Your reply should be sent to Compliance Branch, Food and Drug Administration, 158-15 Liberty Avenue, Jamaica, NY 11433 Attention: Melaine D. Small, Compliance Officer.
 

Sincerely,
/S/
Ronald M. Pace
District Director
New York District
 

___________________________________________________________________

1 Your product does not fit within the "other than food" exception to the definition of "drug" in Section 201(g)(1)(C) of the Act (21 U.S.C. § 321(g)(1)(C)). Notwithstanding your use of the term "Dietary Supplement" to describe the product, a dietary supplement does not include a product represented for use as a conventional food. 21 U.S.C. § 321(ff)(2)(B). "Magic Power Coffee" is represented as a conventional food within the meaning of section 201(f) of the Act (21 U.S.C. § 321(f).
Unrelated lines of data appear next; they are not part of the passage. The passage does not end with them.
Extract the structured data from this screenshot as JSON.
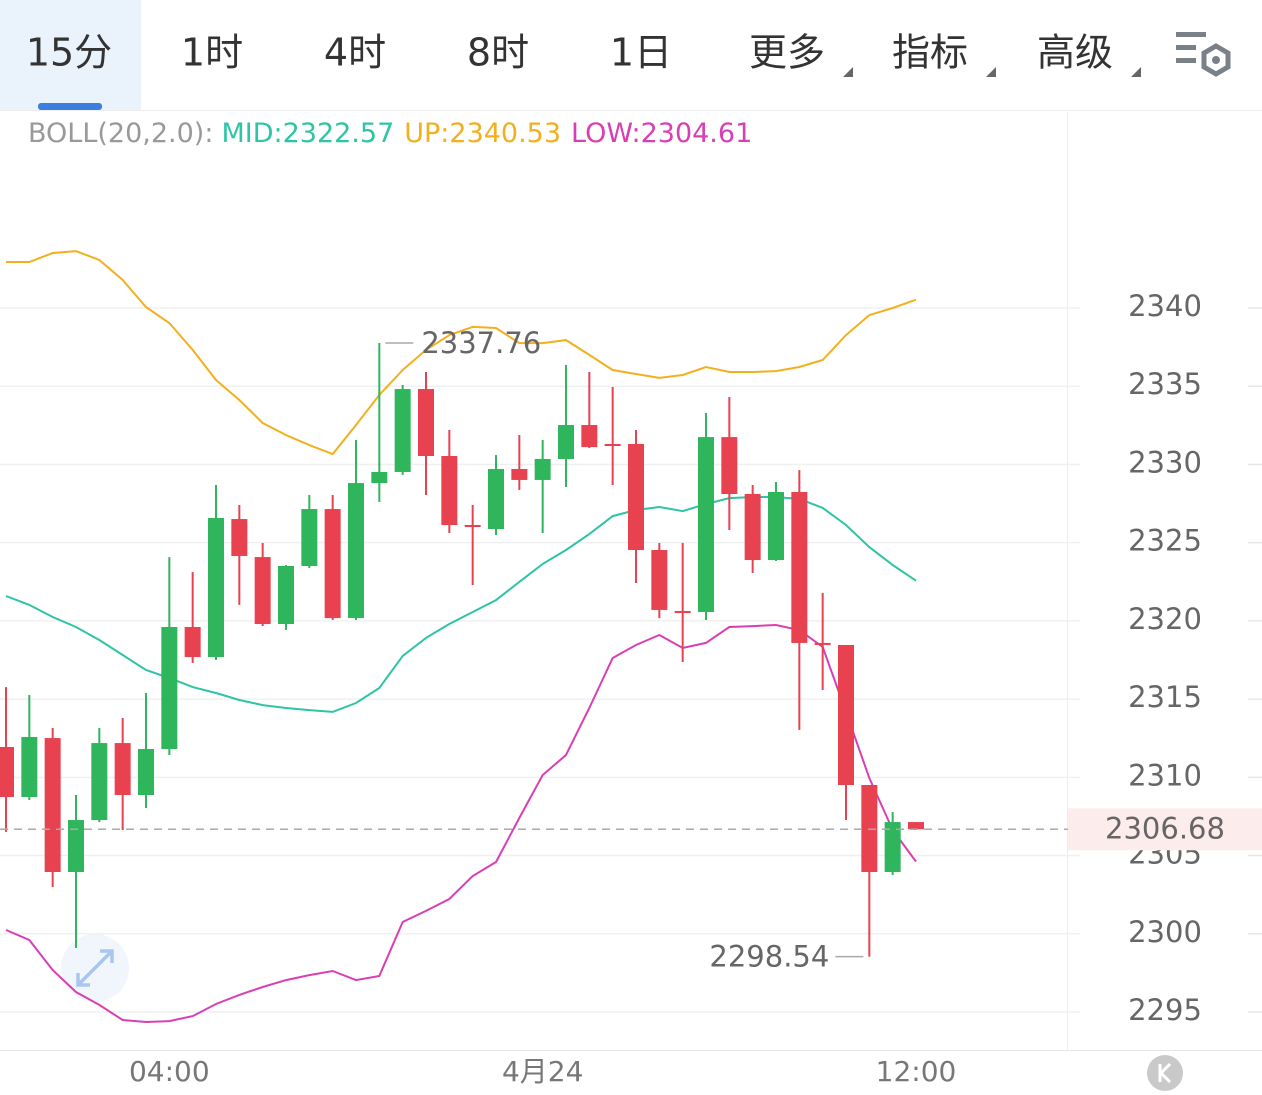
{
  "tabs": [
    "15分",
    "1时",
    "4时",
    "8时",
    "1日",
    "更多",
    "指标",
    "高级"
  ],
  "selected_tab": 0,
  "dropdown_tabs": [
    5,
    6,
    7
  ],
  "chart_data": {
    "type": "candlestick",
    "indicator_title": "BOLL(20,2.0):",
    "categories": [
      null,
      null,
      null,
      null,
      null,
      null,
      null,
      "04:00",
      null,
      null,
      null,
      null,
      null,
      null,
      null,
      null,
      null,
      null,
      null,
      null,
      null,
      null,
      null,
      "4月24",
      null,
      null,
      null,
      null,
      null,
      null,
      null,
      null,
      null,
      null,
      null,
      null,
      null,
      null,
      null,
      "12:00"
    ],
    "open": [
      2311.94,
      2308.74,
      2312.51,
      2303.95,
      2307.27,
      2312.19,
      2308.87,
      2311.81,
      2319.61,
      2317.69,
      2326.51,
      2324.08,
      2319.8,
      2323.51,
      2327.15,
      2320.18,
      2328.81,
      2329.52,
      2334.82,
      2330.54,
      2326.13,
      2325.87,
      2329.71,
      2329.01,
      2330.35,
      2332.52,
      2331.31,
      2331.31,
      2324.53,
      2320.63,
      2320.57,
      2331.75,
      2328.11,
      2323.89,
      2328.24,
      2318.59,
      2318.46,
      2309.51,
      2303.95,
      2307.14
    ],
    "high": [
      2315.77,
      2315.26,
      2313.15,
      2308.87,
      2313.15,
      2313.79,
      2315.39,
      2324.08,
      2323.12,
      2328.69,
      2327.41,
      2324.98,
      2323.57,
      2328.05,
      2328.05,
      2331.56,
      2337.76,
      2335.08,
      2335.91,
      2332.2,
      2327.41,
      2330.6,
      2331.88,
      2331.56,
      2336.36,
      2335.91,
      2334.95,
      2332.2,
      2324.98,
      2324.98,
      2333.29,
      2334.31,
      2328.69,
      2328.88,
      2329.64,
      2321.78,
      2318.46,
      2309.51,
      2307.78,
      2307.14
    ],
    "low": [
      2306.51,
      2308.55,
      2302.99,
      2299.09,
      2307.14,
      2306.63,
      2308.04,
      2311.43,
      2317.31,
      2317.5,
      2321.02,
      2319.67,
      2319.42,
      2323.38,
      2320.06,
      2320.06,
      2327.6,
      2329.33,
      2328.05,
      2325.62,
      2322.29,
      2325.49,
      2328.37,
      2325.62,
      2328.56,
      2331.05,
      2328.69,
      2322.42,
      2320.18,
      2317.37,
      2320.06,
      2325.81,
      2323.06,
      2323.83,
      2313.03,
      2315.58,
      2307.27,
      2298.54,
      2303.76,
      2306.68
    ],
    "close": [
      2308.74,
      2312.58,
      2303.95,
      2307.27,
      2312.19,
      2308.87,
      2311.81,
      2319.61,
      2317.69,
      2326.58,
      2324.15,
      2319.8,
      2323.51,
      2327.15,
      2320.18,
      2328.81,
      2329.52,
      2334.82,
      2330.54,
      2326.13,
      2326.0,
      2329.71,
      2329.01,
      2330.35,
      2332.52,
      2331.11,
      2331.18,
      2324.53,
      2320.7,
      2320.57,
      2331.75,
      2328.11,
      2323.89,
      2328.24,
      2318.59,
      2318.52,
      2309.51,
      2303.95,
      2307.14,
      2306.68
    ],
    "up_color": "#2fb55c",
    "down_color": "#e8414f",
    "series": [
      {
        "name": "MID:",
        "color": "#2ec4a5",
        "values": [
          2321.59,
          2321.02,
          2320.25,
          2319.61,
          2318.78,
          2317.82,
          2316.86,
          2316.35,
          2315.77,
          2315.39,
          2314.94,
          2314.62,
          2314.43,
          2314.3,
          2314.18,
          2314.75,
          2315.71,
          2317.76,
          2318.91,
          2319.8,
          2320.57,
          2321.33,
          2322.49,
          2323.64,
          2324.53,
          2325.55,
          2326.7,
          2327.09,
          2327.28,
          2327.02,
          2327.47,
          2327.85,
          2327.92,
          2327.92,
          2327.79,
          2327.22,
          2326.13,
          2324.72,
          2323.57,
          2322.57
        ]
      },
      {
        "name": "UP:",
        "color": "#f2b01e",
        "values": [
          2342.94,
          2342.94,
          2343.52,
          2343.64,
          2343.07,
          2341.79,
          2340.06,
          2339.04,
          2337.32,
          2335.4,
          2334.12,
          2332.65,
          2331.88,
          2331.24,
          2330.67,
          2332.52,
          2334.44,
          2336.04,
          2337.32,
          2338.27,
          2338.79,
          2338.72,
          2337.76,
          2337.76,
          2337.95,
          2337.0,
          2336.04,
          2335.78,
          2335.53,
          2335.72,
          2336.23,
          2335.91,
          2335.91,
          2335.97,
          2336.23,
          2336.68,
          2338.27,
          2339.55,
          2340.0,
          2340.53
        ]
      },
      {
        "name": "LOW:",
        "color": "#d93fb4",
        "values": [
          2300.24,
          2299.6,
          2297.68,
          2296.28,
          2295.45,
          2294.49,
          2294.36,
          2294.42,
          2294.74,
          2295.51,
          2296.09,
          2296.6,
          2297.04,
          2297.36,
          2297.62,
          2297.04,
          2297.3,
          2300.75,
          2301.46,
          2302.22,
          2303.69,
          2304.59,
          2307.4,
          2310.15,
          2311.43,
          2314.43,
          2317.63,
          2318.46,
          2319.1,
          2318.27,
          2318.59,
          2319.61,
          2319.67,
          2319.74,
          2319.42,
          2318.33,
          2314.18,
          2309.96,
          2306.63,
          2304.61
        ]
      }
    ],
    "ylim": [
      2292.57,
      2352.53
    ],
    "yticks": [
      2295,
      2300,
      2305,
      2310,
      2315,
      2320,
      2325,
      2330,
      2335,
      2340
    ],
    "grid": true
  }
}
For example, the product is labeled as coffee, and the label includes images of a cup of coffee and coffee beans, and a "Nutrition Facts" panel. Due to the presence of the synthetic active pharmaceutical ingredient, hydroxythiohomosildenafil, and the above-mentioned label claims, Magic Power Coffee is not consumed primarily for its taste, aroma, or nutritive value. It is therefore a drug within the meaning of the Act. See Nutrilab v. Schweiker, 713 F.2d 335 (7th Cir. 1983).